In questo quadro, prevediamo che la moneta unica continuerà ad apprezzarsi contro il biglietto verde.
L’apprezzamento effettivo inizierà però sul finire dell’estate, quando inizieranno ad avere effetto le condizioni monetarie più accomodanti negli USA e i partecipanti al mercato cominceranno a mettere in conto un altro taglio del tasso. Prevediamo che la moneta unica si porti verso la soglia a 1,15 man mano che ci avviciniamo alla fine dell’anno.

Tengono i prezzi del petrolio

By Vincent Mivelaz

Ultimamente i prezzi del petrolio si muovono sull’ottovolante.

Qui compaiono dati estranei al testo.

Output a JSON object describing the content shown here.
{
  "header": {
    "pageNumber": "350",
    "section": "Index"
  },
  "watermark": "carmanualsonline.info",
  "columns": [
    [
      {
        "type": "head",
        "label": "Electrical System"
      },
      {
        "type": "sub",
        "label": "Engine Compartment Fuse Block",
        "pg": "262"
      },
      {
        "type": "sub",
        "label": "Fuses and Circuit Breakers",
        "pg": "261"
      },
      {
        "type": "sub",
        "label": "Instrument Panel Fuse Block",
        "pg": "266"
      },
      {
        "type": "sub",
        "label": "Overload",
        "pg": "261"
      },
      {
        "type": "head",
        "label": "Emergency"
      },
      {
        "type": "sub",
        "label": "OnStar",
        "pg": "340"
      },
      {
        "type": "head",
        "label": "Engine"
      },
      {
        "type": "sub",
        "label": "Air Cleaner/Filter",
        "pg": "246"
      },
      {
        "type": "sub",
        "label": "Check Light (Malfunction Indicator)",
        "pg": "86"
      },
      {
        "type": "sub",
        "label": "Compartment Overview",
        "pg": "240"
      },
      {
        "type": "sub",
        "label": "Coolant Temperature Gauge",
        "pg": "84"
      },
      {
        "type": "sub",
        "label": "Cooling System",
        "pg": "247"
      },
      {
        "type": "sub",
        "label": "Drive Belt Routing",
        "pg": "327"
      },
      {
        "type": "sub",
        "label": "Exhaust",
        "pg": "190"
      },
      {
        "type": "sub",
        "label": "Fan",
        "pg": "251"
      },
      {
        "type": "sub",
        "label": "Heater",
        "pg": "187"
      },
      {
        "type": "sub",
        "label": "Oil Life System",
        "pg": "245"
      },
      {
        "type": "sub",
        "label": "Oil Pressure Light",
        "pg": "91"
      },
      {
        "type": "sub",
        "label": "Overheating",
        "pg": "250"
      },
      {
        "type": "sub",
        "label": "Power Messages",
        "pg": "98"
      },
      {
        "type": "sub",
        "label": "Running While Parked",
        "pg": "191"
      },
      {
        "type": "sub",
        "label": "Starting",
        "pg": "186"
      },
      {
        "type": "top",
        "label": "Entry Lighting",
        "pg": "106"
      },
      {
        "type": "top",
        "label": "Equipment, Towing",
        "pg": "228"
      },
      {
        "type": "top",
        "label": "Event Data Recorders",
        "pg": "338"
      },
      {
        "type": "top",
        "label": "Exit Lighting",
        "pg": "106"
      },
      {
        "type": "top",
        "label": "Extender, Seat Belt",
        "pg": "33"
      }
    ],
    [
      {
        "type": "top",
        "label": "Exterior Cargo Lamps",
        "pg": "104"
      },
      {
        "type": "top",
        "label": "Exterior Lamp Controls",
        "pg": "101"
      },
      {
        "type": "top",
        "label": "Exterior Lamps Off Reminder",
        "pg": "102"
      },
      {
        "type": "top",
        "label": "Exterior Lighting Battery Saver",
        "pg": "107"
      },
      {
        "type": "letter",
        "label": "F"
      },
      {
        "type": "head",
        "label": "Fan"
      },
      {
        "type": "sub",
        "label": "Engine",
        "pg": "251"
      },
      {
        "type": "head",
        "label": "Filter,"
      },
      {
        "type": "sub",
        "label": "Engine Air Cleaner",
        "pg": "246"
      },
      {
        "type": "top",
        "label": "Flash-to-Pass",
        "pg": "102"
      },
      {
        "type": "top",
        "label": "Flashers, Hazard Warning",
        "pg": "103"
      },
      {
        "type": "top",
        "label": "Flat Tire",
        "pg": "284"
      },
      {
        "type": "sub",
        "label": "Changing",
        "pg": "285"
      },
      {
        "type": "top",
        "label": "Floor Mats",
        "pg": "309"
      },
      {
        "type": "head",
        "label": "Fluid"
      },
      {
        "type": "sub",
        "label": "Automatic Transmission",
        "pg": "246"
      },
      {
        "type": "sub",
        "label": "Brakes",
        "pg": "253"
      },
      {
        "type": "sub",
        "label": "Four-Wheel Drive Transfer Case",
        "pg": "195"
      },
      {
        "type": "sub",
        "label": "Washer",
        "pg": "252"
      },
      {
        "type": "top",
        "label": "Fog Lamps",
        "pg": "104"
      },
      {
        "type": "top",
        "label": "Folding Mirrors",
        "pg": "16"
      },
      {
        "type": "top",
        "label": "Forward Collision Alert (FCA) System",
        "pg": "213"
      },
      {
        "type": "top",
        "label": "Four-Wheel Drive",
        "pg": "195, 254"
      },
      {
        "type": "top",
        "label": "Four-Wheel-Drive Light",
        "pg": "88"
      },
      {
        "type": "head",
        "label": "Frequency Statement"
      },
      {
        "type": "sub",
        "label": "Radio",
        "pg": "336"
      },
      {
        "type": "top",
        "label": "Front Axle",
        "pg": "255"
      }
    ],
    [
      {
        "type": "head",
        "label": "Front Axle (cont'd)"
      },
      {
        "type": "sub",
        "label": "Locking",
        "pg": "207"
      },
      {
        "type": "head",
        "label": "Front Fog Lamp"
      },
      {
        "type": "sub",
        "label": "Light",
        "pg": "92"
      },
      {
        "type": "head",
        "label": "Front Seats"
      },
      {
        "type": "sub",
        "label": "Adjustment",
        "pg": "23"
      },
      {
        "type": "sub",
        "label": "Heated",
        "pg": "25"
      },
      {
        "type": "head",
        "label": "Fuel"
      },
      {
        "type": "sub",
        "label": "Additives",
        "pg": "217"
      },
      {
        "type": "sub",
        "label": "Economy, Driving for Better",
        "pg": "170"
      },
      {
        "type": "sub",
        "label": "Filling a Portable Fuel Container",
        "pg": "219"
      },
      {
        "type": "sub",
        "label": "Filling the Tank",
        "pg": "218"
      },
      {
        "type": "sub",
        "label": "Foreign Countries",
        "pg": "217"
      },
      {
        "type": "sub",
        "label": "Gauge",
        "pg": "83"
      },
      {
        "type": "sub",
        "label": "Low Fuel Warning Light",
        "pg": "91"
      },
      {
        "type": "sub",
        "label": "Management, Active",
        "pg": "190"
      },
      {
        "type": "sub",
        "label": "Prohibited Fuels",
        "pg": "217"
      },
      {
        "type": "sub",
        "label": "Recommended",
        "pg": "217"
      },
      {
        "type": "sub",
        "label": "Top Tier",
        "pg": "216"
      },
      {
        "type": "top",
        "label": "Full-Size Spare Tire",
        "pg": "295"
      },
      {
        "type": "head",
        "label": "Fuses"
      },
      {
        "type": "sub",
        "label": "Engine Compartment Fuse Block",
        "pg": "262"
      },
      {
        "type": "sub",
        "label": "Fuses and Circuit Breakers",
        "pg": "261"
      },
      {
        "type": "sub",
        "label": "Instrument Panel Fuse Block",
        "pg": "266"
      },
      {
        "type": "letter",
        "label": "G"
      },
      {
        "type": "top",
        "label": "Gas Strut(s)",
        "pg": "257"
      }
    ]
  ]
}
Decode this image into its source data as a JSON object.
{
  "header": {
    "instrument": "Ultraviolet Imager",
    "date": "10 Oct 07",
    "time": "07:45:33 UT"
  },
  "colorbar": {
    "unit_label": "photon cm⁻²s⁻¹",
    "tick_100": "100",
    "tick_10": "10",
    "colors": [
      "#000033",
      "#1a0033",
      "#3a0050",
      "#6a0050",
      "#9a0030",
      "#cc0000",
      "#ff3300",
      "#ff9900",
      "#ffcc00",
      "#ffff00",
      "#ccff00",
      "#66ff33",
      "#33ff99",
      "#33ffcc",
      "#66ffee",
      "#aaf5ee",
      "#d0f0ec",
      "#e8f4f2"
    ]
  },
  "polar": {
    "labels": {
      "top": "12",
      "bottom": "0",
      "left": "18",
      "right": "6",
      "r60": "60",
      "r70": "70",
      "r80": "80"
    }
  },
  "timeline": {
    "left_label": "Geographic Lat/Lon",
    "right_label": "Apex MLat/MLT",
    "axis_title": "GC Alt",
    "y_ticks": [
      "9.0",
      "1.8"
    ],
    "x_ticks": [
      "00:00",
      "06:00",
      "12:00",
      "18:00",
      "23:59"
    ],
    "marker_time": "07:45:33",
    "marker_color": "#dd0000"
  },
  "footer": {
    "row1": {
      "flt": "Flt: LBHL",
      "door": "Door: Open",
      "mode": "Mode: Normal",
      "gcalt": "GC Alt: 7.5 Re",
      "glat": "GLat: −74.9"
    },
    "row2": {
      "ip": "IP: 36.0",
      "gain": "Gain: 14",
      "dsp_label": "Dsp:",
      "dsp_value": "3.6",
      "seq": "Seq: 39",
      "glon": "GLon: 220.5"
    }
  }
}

Le minacce del presidente USA Donald Trump di aumentare i dazi sulla Cina e di imporre sanzioni simili sulle importazioni messicane, oltre al calo superiore alle attese delle scorte di petrolio negli USA e la produzione a livelli da record, hanno incentivato i trader delle materie prime a disinvestire in modo massiccio sul greggio.
Sembra, tuttavia, che la situazione stia cambiando, con gli investitori impegnati a valutare le tensioni in Medio Oriente, la tempesta nel Golfo del Messico e i cali ripetuti delle scorte di petrolio negli USA. Tuttavia, le prospettive di lungo termine rimangono sfocate, perché la domanda di petrolio globale dovrebbe scendere ulteriormente, a fronte del calo dell’attività manifatturiera e di una possibile escalation delle controversie commerciali fra USA e UE.

Il calo delle scorte di greggio USA monitorate dell’EIA per la settimana conclusasi il 5 luglio è pari a 9,5 miliardi di barili al giorno; si tratta del calo più marcato da marzo 2019 e della quarta flessione consecutiva; anche i rischi geopolitici legati all’Iran e il taglio della produzione, pari a 1 milione di barili al giorno, delle compagnie petrolifere che operano nel Golfo del Messico dovuto alla tempesta tropicale Barry, stanno spingendo al rialzo i prezzi del petrolio.

Sia il greggio Brent, sia il WTI ora scambiano intorno ai livelli di maggio 2019 e dovrebbero stabilizzarsi, mentre gli investitori monitorano i colloqui imminenti fra il ministro dell’Economia tedesco Peter Altmaier e il Rappresentante al commercio USA Robert Lighthizer per evitare dazi del 25% sulle importazioni di auto dall’UE.
Gli argomenti trattati riguarderanno principalmente i sussidi al settore aeronautico, le importazioni di aiuto e il gasdotto russo Nord Stream 2, che dovrebbe raddoppiare la capacità di fornitura verso l’UE. Nonostante i toni ottimistici sulle prossime discussioni, sembra alquanto improbabile che nei prossimi mesi si trovino delle soluzioni.

Il greggio dovrebbe pertanto stabilizzarsi e restare molto sensibile alle notizie principali.

Il potenziale di un ulteriore rialzo è però limitato, visti i prezzi attuali e la decisione dell’OPEC di mantenere invariato il taglio alla produzione. Il WTI scambia a 60,68 e nel breve termine si avvicinerà a 60,95.